I have an executable, created in Assembly language and compiled with NASM.

Is there a way to get the value, in hexadecimal, of the bytes produced by the compiler, so that I can use them in a disassembler (ie discover the generated OP codes)?

Code:

#include <stdio.h>
#include <stdlib.h>
#include <string.h>

int main() {
    FILE *file;
    char *buffer;
    unsigned long fileLen;
    file = fopen( "teste.o", "rb");
    if (!file) {
        printf("erro\n");
    }
    fseek(file, 0, SEEK_END);
    fileLen=ftell(file);
    fseek(file, 0, SEEK_SET);
    buffer=(char *)malloc(fileLen+1);
    if (!buffer) {
        fprintf(stderr, "Memory error!");
        fclose(file);
        return 0;
    }
    fread(buffer, fileLen, 1, file);
    fclose(file);

    for (unsigned int c=0;c&lt;fileLen;c++) {
        printf("%.2hhx ", buffer[c]);
        if (c % 4 == 3) {
            printf(" ");
        }
        if (c % 16 == 15) {
            printf("\n");
        }
    }
    printf("\n");
    free(buffer);
}
    
asked by anonymous 08.05.2014 / 08:24

1 answer

1

The language or compiler you used has little influence on the format of the final executable. If you're on Linux, it's likely to be a ELF (Executable and Linkable Format) . Already in Windows, it will be a PE (Portable Executable) . Knowing the format of your executable (you can also write code that can extract data from both (or other) formats, just check the magic bytes to differentiate) you need to extract the sections.
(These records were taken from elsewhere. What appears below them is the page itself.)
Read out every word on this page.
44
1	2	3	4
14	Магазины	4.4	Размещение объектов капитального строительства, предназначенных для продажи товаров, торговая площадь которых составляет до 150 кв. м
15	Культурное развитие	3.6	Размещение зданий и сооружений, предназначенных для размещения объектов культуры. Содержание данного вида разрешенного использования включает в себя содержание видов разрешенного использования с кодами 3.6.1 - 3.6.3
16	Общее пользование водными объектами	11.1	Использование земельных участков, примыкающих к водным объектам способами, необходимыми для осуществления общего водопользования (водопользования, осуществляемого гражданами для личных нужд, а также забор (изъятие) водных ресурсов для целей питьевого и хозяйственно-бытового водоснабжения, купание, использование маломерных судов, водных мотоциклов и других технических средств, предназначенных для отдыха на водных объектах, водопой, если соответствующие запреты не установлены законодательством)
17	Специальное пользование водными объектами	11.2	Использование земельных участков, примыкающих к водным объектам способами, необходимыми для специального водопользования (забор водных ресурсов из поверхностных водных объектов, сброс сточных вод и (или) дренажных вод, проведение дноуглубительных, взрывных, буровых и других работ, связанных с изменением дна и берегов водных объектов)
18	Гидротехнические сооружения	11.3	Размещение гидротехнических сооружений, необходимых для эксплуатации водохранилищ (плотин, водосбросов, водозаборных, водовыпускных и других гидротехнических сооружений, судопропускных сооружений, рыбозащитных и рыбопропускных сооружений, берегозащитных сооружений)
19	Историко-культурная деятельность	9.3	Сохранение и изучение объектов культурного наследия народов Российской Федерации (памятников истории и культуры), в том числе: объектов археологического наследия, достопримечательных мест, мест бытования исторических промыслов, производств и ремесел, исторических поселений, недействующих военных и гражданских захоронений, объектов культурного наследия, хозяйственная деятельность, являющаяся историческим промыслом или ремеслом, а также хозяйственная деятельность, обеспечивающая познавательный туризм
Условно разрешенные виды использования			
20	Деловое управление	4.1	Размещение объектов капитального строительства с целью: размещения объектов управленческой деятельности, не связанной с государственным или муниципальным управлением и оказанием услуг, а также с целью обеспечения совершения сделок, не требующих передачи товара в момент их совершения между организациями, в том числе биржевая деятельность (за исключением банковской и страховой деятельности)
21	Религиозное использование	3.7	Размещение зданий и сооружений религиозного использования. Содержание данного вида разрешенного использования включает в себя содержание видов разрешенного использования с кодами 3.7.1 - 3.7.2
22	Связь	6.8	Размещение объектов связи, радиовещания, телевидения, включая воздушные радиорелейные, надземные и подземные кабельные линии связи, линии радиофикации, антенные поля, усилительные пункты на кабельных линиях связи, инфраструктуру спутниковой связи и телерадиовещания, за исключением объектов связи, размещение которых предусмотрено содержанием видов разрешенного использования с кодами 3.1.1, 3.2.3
How this is saved in the file differs depending on the format, but there is a header with some general information like the architecture, the symbol table, and the section table. Scroll through the section table and check the flags of each. Compilers usually produce some sections that are neither code nor data, such as .comment . For the flags associated with each section you can identify those that contain code (it can be more than one).

So you will have a list of code sections where three information is important: The size in bytes of the section, the location in virtual memory (this will influence some instructions like CALL if you involve different sections ) and the offset in the file. The compiled machine code can be read directly from the executable file by reading size bytes from offset .

If you want to know function names or local variables you will also need the symbol table. This should help since the code alone can not separate functions clearly. Each symbol is associated with a section and points to a memory address where the function or variable begins.

    
09.05.2014 / 12:56